How do you determine whether $x-1$ is a factor of the polynomial $4x^4-2x^3+3x^2-2x+1$ ?

Answer 1

Hint: We have been given a polynomial expression $p\left(x\right)$ and we have to determine whether another expression $x-a$ is a factor of the given polynomial or not. For that, we use remainder theorem. According to that, if $x-a$ is a factor of $p\left(x\right)$ then $p\left(a\right)=0$ . In this question, first , we equate the $x-a$ to zero and determines the value of $x=a$ . Now we substitute this value of $x$ in the given polynomial $p\left(x\right)$ and check whether the value of the polynomial is $0$ or not. If the obtained value is equal to zero then the expression $x-a$ is the factor of $p\left(x\right)$ otherwise not.

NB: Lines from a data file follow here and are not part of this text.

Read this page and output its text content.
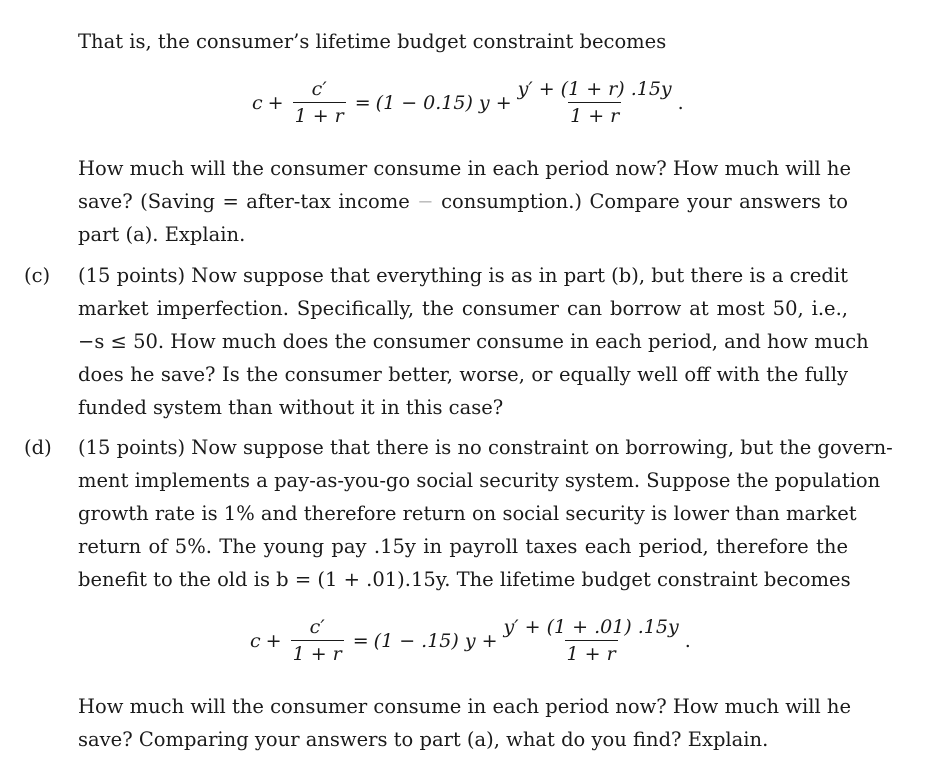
That is, the consumer’s lifetime budget constraint becomes
$c + \frac{c'}{1 + r} = (1 - 0.15) y + \frac{y' + (1 + r) .15y}{1 + r}$ .
How much will the consumer consume in each period now? How much will he
save? (Saving = after-tax income − consumption.) Compare your answers to
part (a). Explain.
(c) (15 points) Now suppose that everything is as in part (b), but there is a credit
market imperfection. Specifically, the consumer can borrow at most 50, i.e.,
−s ≤ 50. How much does the consumer consume in each period, and how much
does he save? Is the consumer better, worse, or equally well off with the fully
funded system than without it in this case?
(d) (15 points) Now suppose that there is no constraint on borrowing, but the govern-
ment implements a pay-as-you-go social security system. Suppose the population
growth rate is 1% and therefore return on social security is lower than market
return of 5%. The young pay .15y in payroll taxes each period, therefore the
benefit to the old is b = (1 + .01).15y. The lifetime budget constraint becomes
$c + \frac{c'}{1 + r} = (1 - .15) y + \frac{y' + (1 + .01) .15y}{1 + r}$ .
How much will the consumer consume in each period now? How much will he
save? Comparing your answers to part (a), what do you find? Explain.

Complete step-by-step solution:
Step1: Given polynomial is $4x^4-2x^3+3x^2-2x+1$ and we have to determine whether $x-1$ is a factor of the above given polynomial or not. For that, we equate $x-1=0$ so we get the value of $x=1$
Step2: Now we use remainder theorem to determine whether $x-1$ is a factor of $4x^4-2x^3+3x^2-2x+1$ or not. For that, we substitute the value of $x=1$ in the given polynomial, we get
$4{\left(1\right)}^4-2{\left(1\right)}^3+3{\left(1\right)}^2-2\left(1\right)+1$
On simplification we get
$$\begin{gathered} \Rightarrow 4\times 1-2\times 1+3\times 1-2\times 1+1 \\ \Rightarrow 4-2+3-2+1 \\ \Rightarrow 4 \end{gathered}$$
Step3: Since the obtained value of the given polynomial $4x^4-2x^3+3x^2-2x+1$ at $x=1$ is not equal to zero.

So $x-1$ is not the factor of the polynomial $4x^4-2x^3+3x^2-2x+1$.

Note: While evaluating the power of a number remember that the odd power of a negative number results in a negative number, while the even power of a negative number results in a positive number.
In the case of a positive number, the even power or odd power in both cases, results in a positive number.